Italian actress Virna Lisi, who played opposite Hollywood stars including Frank Sinatra in the 1960s and later established herself an acclaimed character actress, has died at the age of 78.
Italian media quoted her son as saying that Lisi had passed away peacefully in her sleep on Wednesday, a month after being diagnosed with an incurable illness.
Born in Ancona in 1936, she was an established cinema and theatre actress before Hollywood producers looking for a new Marilyn Monroe came calling in the mid-1960s.
With Jack Lemmon she made "How to Murder Your Wife" in 1965 and followed up by starring alongside Tony Curtis in "Not with my Wife, You Don't" and with Sinatra in "Assault on a Queen" the following year.
Reluctant to be restricted to love-interest roles based on her looks, she turned down the sexy part taken by Jane Fonda in Roger Vadim's "Barbarella" (1968) and moved back to Europe after only three years of a seven-year contract with Paramount studios.

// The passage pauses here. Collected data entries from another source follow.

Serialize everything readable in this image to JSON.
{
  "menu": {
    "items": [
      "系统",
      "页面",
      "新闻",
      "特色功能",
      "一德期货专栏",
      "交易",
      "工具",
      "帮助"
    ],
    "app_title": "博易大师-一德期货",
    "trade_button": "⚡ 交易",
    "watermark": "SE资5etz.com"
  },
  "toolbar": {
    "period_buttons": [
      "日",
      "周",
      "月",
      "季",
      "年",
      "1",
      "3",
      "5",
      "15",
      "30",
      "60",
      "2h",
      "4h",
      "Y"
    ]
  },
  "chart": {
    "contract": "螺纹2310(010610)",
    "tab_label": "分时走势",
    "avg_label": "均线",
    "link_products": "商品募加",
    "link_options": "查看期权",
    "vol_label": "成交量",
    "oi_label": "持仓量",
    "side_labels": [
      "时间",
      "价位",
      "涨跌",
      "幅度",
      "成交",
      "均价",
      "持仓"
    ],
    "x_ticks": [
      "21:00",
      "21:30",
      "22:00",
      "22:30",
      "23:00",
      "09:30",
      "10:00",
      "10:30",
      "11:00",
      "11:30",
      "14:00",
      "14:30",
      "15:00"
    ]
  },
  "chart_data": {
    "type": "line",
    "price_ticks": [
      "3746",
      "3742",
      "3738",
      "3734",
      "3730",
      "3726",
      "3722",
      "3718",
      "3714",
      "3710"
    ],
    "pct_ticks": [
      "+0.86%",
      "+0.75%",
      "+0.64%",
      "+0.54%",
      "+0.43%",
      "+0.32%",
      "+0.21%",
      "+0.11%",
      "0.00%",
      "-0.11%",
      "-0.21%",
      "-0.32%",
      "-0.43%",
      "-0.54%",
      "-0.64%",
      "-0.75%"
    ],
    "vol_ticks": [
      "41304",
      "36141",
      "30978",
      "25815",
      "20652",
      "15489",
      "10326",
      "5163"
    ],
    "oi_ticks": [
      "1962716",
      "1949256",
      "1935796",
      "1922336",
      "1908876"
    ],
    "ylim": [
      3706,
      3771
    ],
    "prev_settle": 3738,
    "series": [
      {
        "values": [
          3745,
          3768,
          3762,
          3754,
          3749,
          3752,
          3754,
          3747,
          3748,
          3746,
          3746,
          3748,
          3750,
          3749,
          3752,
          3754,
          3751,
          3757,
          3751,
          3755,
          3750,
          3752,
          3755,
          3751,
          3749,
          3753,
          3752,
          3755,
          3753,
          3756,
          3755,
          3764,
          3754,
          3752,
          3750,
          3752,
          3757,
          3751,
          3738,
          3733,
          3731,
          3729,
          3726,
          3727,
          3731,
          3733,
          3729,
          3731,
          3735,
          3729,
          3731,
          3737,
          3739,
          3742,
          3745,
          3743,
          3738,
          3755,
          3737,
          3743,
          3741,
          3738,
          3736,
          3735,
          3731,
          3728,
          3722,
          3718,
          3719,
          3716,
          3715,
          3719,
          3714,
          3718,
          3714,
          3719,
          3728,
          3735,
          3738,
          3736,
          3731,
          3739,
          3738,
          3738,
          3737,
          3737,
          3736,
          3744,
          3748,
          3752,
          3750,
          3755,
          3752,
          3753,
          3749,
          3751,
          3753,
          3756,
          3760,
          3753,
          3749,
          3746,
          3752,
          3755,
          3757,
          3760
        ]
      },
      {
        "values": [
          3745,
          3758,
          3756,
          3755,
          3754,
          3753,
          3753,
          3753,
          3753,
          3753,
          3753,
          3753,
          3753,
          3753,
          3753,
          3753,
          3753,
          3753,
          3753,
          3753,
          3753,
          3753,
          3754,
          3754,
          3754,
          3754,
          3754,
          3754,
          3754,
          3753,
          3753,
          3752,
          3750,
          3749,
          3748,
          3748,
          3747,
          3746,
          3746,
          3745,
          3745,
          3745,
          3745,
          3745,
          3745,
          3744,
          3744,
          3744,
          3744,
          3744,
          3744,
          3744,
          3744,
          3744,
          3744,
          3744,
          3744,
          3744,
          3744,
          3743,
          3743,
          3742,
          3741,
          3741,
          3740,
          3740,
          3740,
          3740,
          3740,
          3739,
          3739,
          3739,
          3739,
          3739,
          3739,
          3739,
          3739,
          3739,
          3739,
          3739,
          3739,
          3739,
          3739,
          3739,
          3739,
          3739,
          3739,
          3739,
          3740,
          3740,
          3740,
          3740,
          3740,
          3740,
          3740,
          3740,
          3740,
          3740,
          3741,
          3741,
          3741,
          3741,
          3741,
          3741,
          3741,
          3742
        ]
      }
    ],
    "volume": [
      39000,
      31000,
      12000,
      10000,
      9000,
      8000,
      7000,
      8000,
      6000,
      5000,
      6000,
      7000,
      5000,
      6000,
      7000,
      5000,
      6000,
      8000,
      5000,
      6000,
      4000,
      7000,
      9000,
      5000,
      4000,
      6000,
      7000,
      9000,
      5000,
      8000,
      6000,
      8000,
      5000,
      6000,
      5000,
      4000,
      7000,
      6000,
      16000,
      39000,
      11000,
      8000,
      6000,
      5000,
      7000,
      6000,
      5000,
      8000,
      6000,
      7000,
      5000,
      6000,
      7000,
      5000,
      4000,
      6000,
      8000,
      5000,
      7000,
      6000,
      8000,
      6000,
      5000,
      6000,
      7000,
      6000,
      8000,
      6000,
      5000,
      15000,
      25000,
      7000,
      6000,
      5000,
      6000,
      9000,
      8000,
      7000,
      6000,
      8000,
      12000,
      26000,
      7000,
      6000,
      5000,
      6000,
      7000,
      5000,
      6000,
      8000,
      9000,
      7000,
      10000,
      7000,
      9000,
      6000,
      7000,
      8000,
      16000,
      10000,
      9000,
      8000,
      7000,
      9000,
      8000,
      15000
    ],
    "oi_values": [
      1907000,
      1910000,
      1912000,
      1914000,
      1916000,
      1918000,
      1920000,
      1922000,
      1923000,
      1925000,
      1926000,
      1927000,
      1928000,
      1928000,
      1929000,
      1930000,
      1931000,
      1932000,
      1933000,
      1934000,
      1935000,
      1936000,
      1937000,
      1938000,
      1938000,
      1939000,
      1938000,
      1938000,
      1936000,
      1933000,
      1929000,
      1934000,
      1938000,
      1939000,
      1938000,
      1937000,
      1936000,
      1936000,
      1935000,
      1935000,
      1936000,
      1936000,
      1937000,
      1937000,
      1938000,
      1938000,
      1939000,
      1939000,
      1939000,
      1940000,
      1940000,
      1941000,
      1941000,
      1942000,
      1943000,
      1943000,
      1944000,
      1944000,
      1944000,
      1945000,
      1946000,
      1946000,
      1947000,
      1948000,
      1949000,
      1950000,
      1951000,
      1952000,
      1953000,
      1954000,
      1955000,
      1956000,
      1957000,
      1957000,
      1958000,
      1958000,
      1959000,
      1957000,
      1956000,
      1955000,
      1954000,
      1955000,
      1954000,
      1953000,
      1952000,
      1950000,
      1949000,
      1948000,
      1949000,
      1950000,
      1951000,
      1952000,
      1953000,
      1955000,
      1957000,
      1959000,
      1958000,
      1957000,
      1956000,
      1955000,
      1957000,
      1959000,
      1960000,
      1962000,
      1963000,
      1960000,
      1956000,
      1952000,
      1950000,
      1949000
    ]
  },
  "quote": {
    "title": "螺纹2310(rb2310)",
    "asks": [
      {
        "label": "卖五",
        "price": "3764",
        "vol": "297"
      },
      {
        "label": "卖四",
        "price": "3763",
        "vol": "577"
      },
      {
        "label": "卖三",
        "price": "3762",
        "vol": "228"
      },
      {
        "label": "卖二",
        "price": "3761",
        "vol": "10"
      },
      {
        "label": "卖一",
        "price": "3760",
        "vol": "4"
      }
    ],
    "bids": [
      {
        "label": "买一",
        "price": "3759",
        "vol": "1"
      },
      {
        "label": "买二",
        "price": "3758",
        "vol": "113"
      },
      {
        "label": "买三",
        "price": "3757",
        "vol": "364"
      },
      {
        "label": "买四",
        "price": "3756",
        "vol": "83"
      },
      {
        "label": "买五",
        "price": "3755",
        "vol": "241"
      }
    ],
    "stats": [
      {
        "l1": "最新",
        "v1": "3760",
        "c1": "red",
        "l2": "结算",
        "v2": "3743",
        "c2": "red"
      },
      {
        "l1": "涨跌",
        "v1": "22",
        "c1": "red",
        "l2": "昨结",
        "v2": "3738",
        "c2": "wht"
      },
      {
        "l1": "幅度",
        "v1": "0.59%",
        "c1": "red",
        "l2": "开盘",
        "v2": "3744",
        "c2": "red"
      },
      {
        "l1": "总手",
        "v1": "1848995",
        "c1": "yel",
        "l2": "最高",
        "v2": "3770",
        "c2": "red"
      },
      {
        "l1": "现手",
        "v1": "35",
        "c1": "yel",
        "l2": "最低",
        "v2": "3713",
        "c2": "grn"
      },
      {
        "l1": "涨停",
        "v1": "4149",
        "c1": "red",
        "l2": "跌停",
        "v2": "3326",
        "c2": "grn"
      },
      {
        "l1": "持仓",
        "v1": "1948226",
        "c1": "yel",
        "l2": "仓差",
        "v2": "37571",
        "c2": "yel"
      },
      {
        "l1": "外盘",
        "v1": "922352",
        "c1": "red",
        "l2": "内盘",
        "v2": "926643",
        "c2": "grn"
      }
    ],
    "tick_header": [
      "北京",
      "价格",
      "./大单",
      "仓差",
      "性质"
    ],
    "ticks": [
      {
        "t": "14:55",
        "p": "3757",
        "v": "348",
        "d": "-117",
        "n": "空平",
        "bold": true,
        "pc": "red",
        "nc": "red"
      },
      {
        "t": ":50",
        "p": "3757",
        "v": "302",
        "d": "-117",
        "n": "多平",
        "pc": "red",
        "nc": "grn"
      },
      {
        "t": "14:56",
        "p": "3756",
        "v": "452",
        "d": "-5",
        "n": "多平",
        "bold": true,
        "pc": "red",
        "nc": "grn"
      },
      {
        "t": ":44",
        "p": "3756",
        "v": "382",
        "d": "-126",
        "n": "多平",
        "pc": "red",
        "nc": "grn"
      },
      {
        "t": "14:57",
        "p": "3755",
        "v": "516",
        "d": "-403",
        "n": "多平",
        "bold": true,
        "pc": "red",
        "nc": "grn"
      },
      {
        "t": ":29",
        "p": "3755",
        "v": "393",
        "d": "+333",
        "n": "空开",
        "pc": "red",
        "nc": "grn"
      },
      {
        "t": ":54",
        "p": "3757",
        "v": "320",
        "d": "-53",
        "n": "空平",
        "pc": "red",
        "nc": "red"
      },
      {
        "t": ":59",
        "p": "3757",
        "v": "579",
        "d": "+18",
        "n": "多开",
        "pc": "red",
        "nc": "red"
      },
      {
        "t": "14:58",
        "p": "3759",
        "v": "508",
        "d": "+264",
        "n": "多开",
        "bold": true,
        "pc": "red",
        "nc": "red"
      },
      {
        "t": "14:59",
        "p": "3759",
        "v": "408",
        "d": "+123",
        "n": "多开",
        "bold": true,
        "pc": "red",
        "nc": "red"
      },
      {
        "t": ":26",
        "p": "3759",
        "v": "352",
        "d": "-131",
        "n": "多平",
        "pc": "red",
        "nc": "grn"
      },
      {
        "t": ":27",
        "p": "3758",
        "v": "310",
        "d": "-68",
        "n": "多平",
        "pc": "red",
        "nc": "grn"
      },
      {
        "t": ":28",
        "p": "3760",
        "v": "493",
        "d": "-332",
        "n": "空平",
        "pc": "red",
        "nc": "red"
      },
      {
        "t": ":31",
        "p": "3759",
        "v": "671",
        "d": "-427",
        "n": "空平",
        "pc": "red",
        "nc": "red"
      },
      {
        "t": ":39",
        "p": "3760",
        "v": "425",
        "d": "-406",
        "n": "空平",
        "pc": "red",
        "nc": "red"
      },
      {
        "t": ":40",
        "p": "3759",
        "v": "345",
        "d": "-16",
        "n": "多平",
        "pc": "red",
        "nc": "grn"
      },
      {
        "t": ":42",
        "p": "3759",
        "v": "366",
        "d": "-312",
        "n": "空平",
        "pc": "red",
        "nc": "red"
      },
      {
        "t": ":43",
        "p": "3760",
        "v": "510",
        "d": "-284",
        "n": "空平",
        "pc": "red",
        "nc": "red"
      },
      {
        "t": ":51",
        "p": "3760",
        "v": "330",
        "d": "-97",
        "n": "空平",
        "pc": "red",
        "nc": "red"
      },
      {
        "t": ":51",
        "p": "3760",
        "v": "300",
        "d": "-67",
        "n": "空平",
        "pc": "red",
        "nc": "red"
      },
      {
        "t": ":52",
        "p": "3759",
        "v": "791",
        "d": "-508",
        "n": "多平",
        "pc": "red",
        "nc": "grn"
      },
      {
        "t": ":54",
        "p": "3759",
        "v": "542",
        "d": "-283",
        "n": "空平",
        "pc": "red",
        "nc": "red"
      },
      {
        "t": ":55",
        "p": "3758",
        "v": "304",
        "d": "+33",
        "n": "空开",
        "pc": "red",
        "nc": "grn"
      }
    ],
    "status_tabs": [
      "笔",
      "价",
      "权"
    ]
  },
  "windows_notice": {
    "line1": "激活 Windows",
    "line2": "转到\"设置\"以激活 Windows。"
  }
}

While in Hollywood, she maintained a parallel career in European cinema, notably playing a lead role in "The Birds, the Bees and the Italians," which shared the top prize, the Palme d'Or, at the Cannes film festival in 1966.
After taking a break from acting in the early 1970s, Lisi successfully reinvented herself as a character actress with a broad range.
Her portrayal of Catherine de' Medici in "La Reine Margot" (1994) saw her pick up both a French Cesar and the best actress award at Cannes.
She also worked extensively in television and made the last of her nearly 80 films, "Il Piu Bel Giorno Della Mia Vita," in 2002.
She is survived by her son Corrado Pesci and three grandchildren. Her husband of 53 years, the architect Franco Pesci, died in 2013.